We have to look to Norwegian colleagues born in the 1930s and 1940s to find the actual establishment of feminism-informed analyses and of suggestions for new approaches. Thus, in the middle of the 1970s, a group of female colleagues from museums, universities and other institutions gathered and arranged a workshop on women in prehistory. Soon after, there was a broader workshop Were they all Men? With female as well as male colleagues and authors (Published about 12 years later, namely in 1987).

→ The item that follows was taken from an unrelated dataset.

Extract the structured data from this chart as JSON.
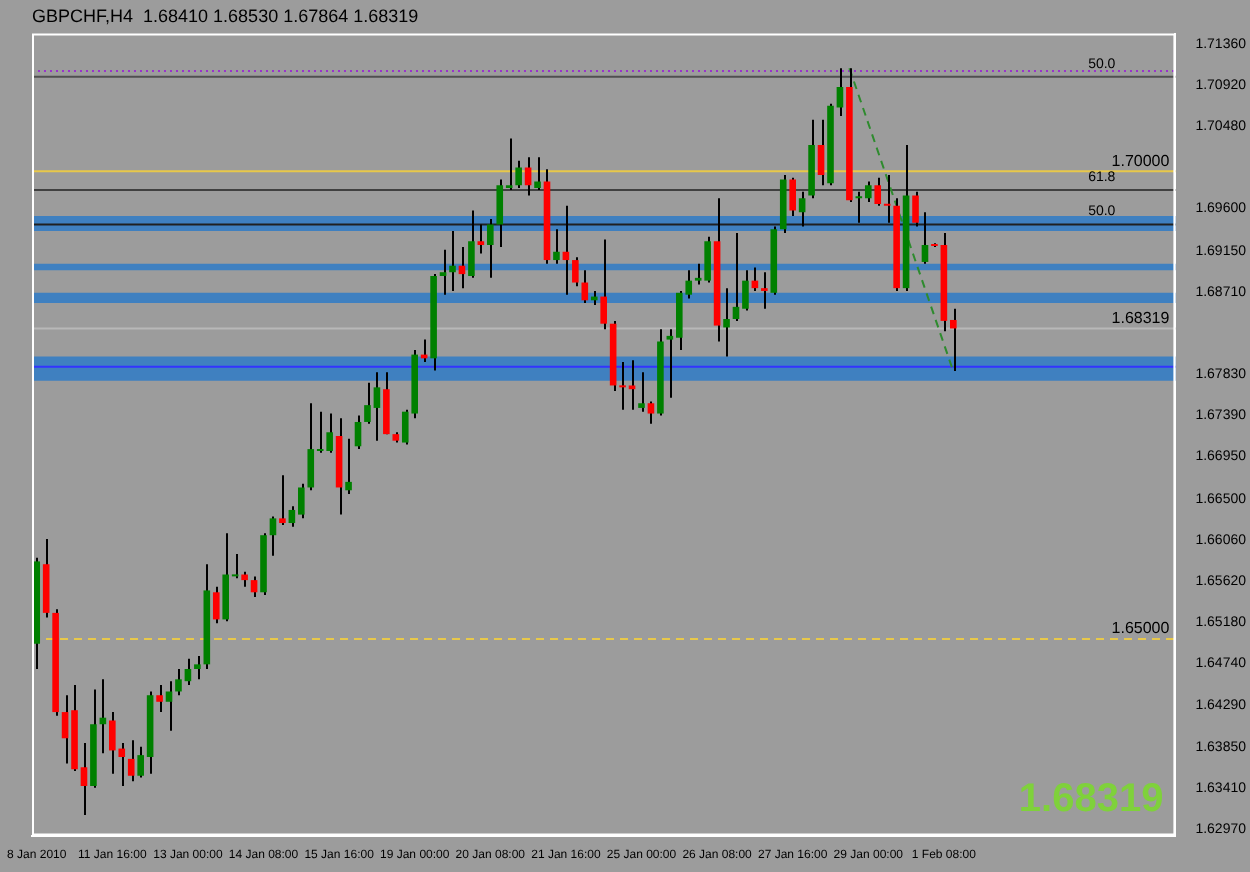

Fresh motivation incited on many when Conkey & Spector published their groundbreaking paper Archaeology and the study of gender in 1984. The journal KAN (Women in Archaeology in Norway), was established in 1985 and existed for 20 years. With the years, it has been more common to get gender informed papers published in general journals and in mixed anthologies building e g on conference papers/sessions.
Teaching gender-informed archaeology was carried out from the end of the 1980s in Scandinavia, and during the 1990s gender perspectives were established in Swedish and Norwegian universities; however less, if not at all in Denmark and hardly at that time in Finland and Iceland. Theses on advanced level (Magister artium) came in Norway already in the 1970s, and the first PhDs came in Sweden in 1991 and in 1998.
Heritage was a topic for gender informed evaluation in Sweden as well as in Norway, printed in the journal KAN and in a journal published by the Swedish Antiquity Board.
Feminist criticism developed during the 1970s and 1980s, as well as did explanations on ideas and concepts in scientific models and constructions. Theory-conscious colleagues like Ericka Engelstad, Liv Helga Dommasnes, and Elisabeth Arwill Nordbladh disclosed how archaeology was an active part in a common scientific, cultural and political universe, a tradition that declared women as secondary. A number of case studies came, connecting to feminist theories and placing prehistoric women as active agents in production, trade, and official responsibilities. The few pioneering Scandinavian works within queer perspectives, were published in the 1990s, but followers are scarce. An overview written by Ing Marie Back Danielsson & Benjamin Alberti shows that queer perspectives as well as intersectional approaches are under-explored in archaeology at all.
Pioneer works in English from Scandinavia on gender, feminism, queer perspectives
Bertelsen, Reidar et al. (eds.) 1987: Were they all Men? An Examination of Sex-Roles in Prehistoric Society. AmS Varia 17. Stavanger Museum.
Dommasnes, Liv Helga 1982. Late Iron Age in Western Norway. Female Roles and Ranks as deduced from an Analysis of Burial Customs. Norwegian Archaeological Review. Vol, 15/1.
Solli, Brit 1999. Odin the queer? On ergi and shamanism in Norse mythology. In Gustafsson, A, & Karlsson, H. eds. 1999. Glyfer och arkologiska rum. En vänbok till Jarl Nordbladh. Göteborg.